Lesioni del labbro glenoideo
Il labbro (o “cercine”) glenoideo è una struttura fondamentale per la salute della spalla, in grado di garantire un’ottimale congruenza delle superfici articolari e di contribuire alla stabilità passiva dell’articolazione gleno-omerale. Lesioni in questa struttura possono quindi portare alla perdita di una parte della forza comprensiva che stabilizza la testa omerale, predisponendo a quadri di instabilità.
Le cause delle lesioni del cercine possono essere traumatiche o dovute a stress ripetuti nel tempo (frequenti in sport di lancio e nelle attività che prevedono gesti sopra la testa, detti “overhead”) e/o a fattori degenerativi.

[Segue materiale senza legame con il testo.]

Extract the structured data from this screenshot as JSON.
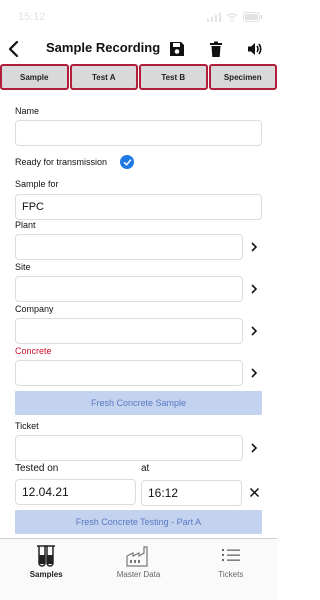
{
  "status_bar": {
    "time": "15:12"
  },
  "header": {
    "title": "Sample Recording"
  },
  "tabs": [
    {
      "label": "Sample"
    },
    {
      "label": "Test A"
    },
    {
      "label": "Test B"
    },
    {
      "label": "Specimen"
    }
  ],
  "form": {
    "name_label": "Name",
    "name_value": "",
    "ready_label": "Ready for transmission",
    "sample_for_label": "Sample for",
    "sample_for_value": "FPC",
    "plant_label": "Plant",
    "plant_value": "",
    "site_label": "Site",
    "site_value": "",
    "company_label": "Company",
    "company_value": "",
    "concrete_label": "Concrete",
    "concrete_value": "",
    "fresh_sample_button": "Fresh Concrete Sample",
    "ticket_label": "Ticket",
    "ticket_value": "",
    "tested_on_label": "Tested on",
    "tested_on_value": "12.04.21",
    "at_label": "at",
    "at_value": "16:12",
    "fresh_testing_button": "Fresh Concrete Testing - Part A"
  },
  "bottom_nav": [
    {
      "label": "Samples",
      "icon": "test-tubes-icon",
      "active": true
    },
    {
      "label": "Master Data",
      "icon": "factory-icon",
      "active": false
    },
    {
      "label": "Tickets",
      "icon": "list-icon",
      "active": false
    }
  ],
  "colors": {
    "tab_border": "#b11e3a",
    "accent_blue": "#1f7ae6",
    "button_bg": "#c3d2ef",
    "button_text": "#5b79c4",
    "required_label": "#d0142c"
  }
}
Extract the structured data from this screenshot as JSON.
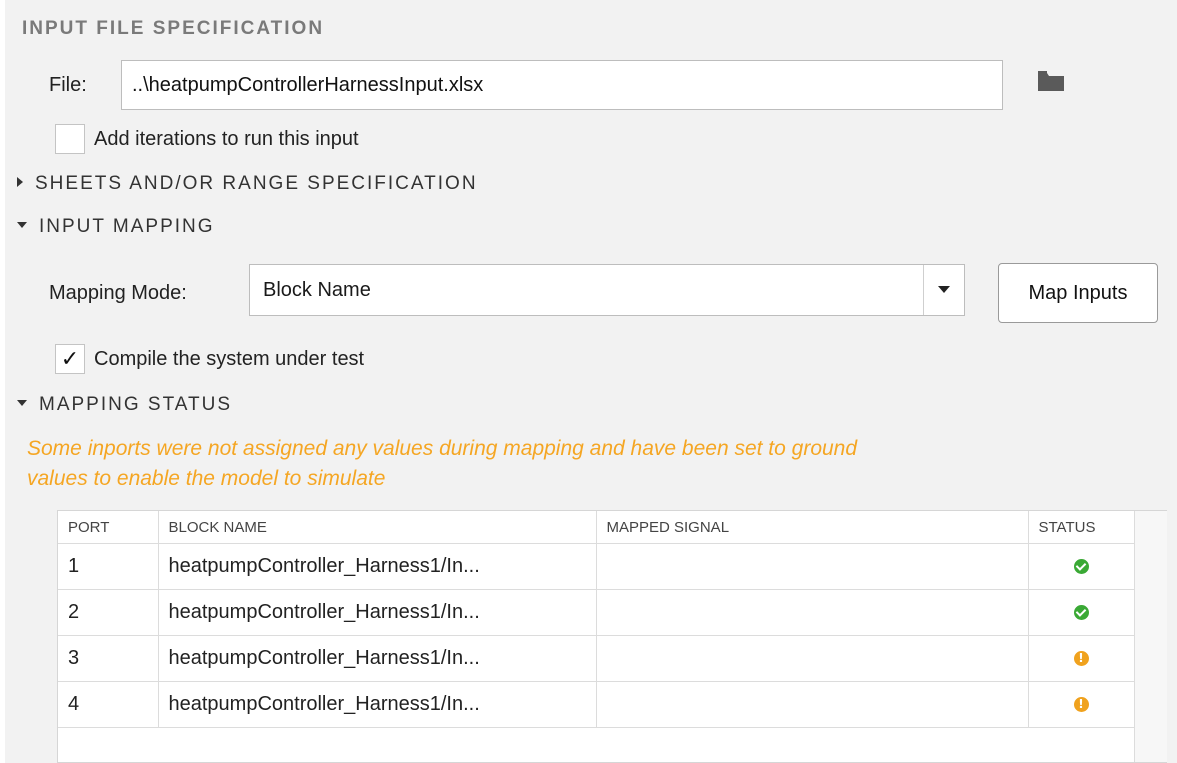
{
  "input_file_spec": {
    "title": "INPUT FILE SPECIFICATION",
    "file_label": "File:",
    "file_value": "..\\heatpumpControllerHarnessInput.xlsx",
    "add_iterations_label": "Add iterations to run this input",
    "add_iterations_checked": false
  },
  "sheets_section": {
    "title": "SHEETS AND/OR RANGE SPECIFICATION",
    "expanded": false
  },
  "input_mapping": {
    "title": "INPUT MAPPING",
    "expanded": true,
    "mode_label": "Mapping Mode:",
    "mode_value": "Block Name",
    "map_button": "Map Inputs",
    "compile_label": "Compile the system under test",
    "compile_checked": true,
    "compile_mark": "✓"
  },
  "mapping_status": {
    "title": "MAPPING STATUS",
    "expanded": true,
    "warning_line1": "Some inports were not assigned any values during mapping and have been set to ground",
    "warning_line2": "values to enable the model to simulate",
    "warning_color": "#f5a623",
    "columns": [
      "PORT",
      "BLOCK NAME",
      "MAPPED SIGNAL",
      "STATUS"
    ],
    "rows": [
      {
        "port": "1",
        "block": "heatpumpController_Harness1/In...",
        "signal": "",
        "status": "ok"
      },
      {
        "port": "2",
        "block": "heatpumpController_Harness1/In...",
        "signal": "",
        "status": "ok"
      },
      {
        "port": "3",
        "block": "heatpumpController_Harness1/In...",
        "signal": "",
        "status": "warning"
      },
      {
        "port": "4",
        "block": "heatpumpController_Harness1/In...",
        "signal": "",
        "status": "warning"
      }
    ],
    "status_colors": {
      "ok": "#3aa935",
      "warning": "#f0a21e"
    }
  }
}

La “SLAP lesion” è la lesione del cercine più famosa e conosciuta, classificata in 4 tipi in base alla gravità. In base alla gravità della lesione, alle caratteristiche e alle richieste funzionali del soggetto il trattamento potrà essere conservativo o chirurgico.
Patologie dell’articolazione acromion-clavicolare
L’articolazione acromioclaveare riveste un importante ruolo nella funzionalità del complesso articolare della spalla, e può essere soggetta a quadri patologici accompagnati da dolore nella zona della spalla. Le alterazioni che possono colpire questa importante articolazione possono essere di natura degenerativa (artrosi), traumatica (lussazioni), secondaria a stress ripetuti nel tempo (bodybuilding, nuoto, rugby…) o infiammatoria (artrite reumatoide e altre patologie di natura infiammatoria).
La morfologia di questa articolazione la rende particolarmente soggetta a lussazioni secondarie a traumi frequenti in sport “da contatto” come il rugby. In letteratura esistono sette tipi diversi si lussazione; alcuni necessitano di una correzione chirurgica, altri no. Un’articolazione acromioclaveare lussata sarà più soggetta a processi artrosici in futuro.
I soggetti che si allenano in palestra, in particolar modo coloro che maneggiano frequentemente carichi molto elevati in esercizi come la Panca Piana e il Lento Avanti, che per loro natura sottopongono a stress importanti l’articolazione acromio-claveare (N.B questo non vuole assolutamente dire che siano da evitare), possono andare incontro ad una condizione patologica chiamata osteolisi acromioclaveare, una degenerazione dell’articolazione con riassorbimento delle estremità delle ossa che la costituiscono.
Capsulite adesiva
La capsulite adesiva della spalla, chiamata anche spalla congelata (“frozen shoulder”), è una patologia di natura infiammatoria a carico della capsula articolare, che causa una importante perdita di mobilità dell’articolazione gleno-omerale. Tipicamente i sintomi si presentano in maniera lieve e peggiorano gradualmente nel tempo, e i tempi di guarigione sono molto lunghi. In alcune fasi l’importante perdita di mobilità è accompagnata da un forte dolore, che tende a peggiorare nelle ore notturne (inficiando notevolmente sulla qualità del sonno) e può rendere impossibili anche i gesti più semplici.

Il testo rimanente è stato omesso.